68年前に発生し、岡山では特に多くの被害者を出した森永ヒ素ミルク中毒事件。その原因となった粉ミルクの未開封缶が岡山市北区で展示されています。

事件当時のままの姿を残すヒ素が混入した時期に製造された未開封のミルク缶です。

岡山大学医学部の医学資料室に展示されています。

この事件は1955年、森永乳業のミルクを飲んだ乳児に高熱や激しい下痢などの症状が現れ、約130人が死亡、被害者は1万3000人を超え、68年経った今も後遺症に苦しむ人がいる事件です。

(岡山大学医学部 医学資料室 木下浩室長補佐)「空き缶としてはいくつか残っておりますけど、未開封の缶はおそらくこれが唯一のもの」

ミルクの安定剤として入れられた物質にヒ素が混入し岡山で特に多くの被害者を出したこの事件。未開封の缶は1970年代に被害者の家族から岡山大学医学部に寄贈されたもので、多くの人に知ってほしいと展示が決まりました。

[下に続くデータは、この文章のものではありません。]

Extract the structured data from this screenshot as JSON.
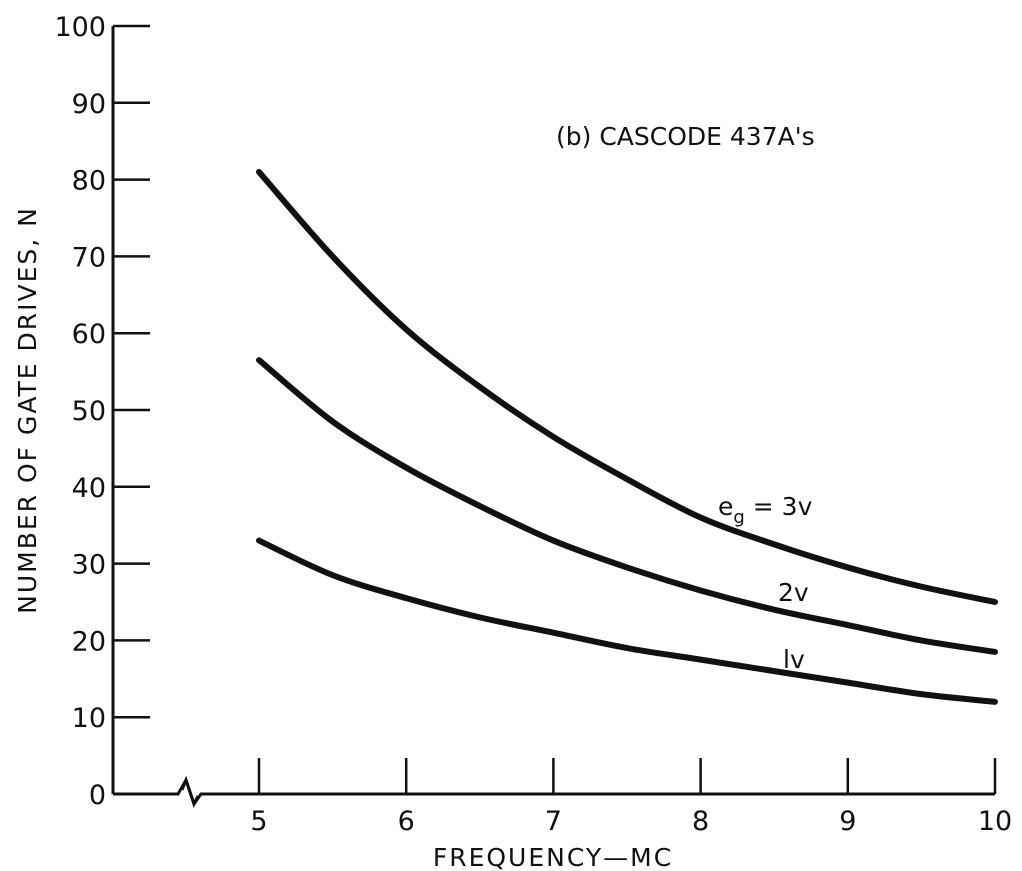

(岡山大学医学部 医学資料室 木下浩室長補佐)「終わった事件ではなくていまでも苦しんでいる方がおられるし、かつて岡山でこんな事件が起きたのだと多くの方に興味関心をもってもらって、自分でも調べてもらうことが必要だと思います」

10月27日まで展示される予定で、見学には事前に予約が必要ということです。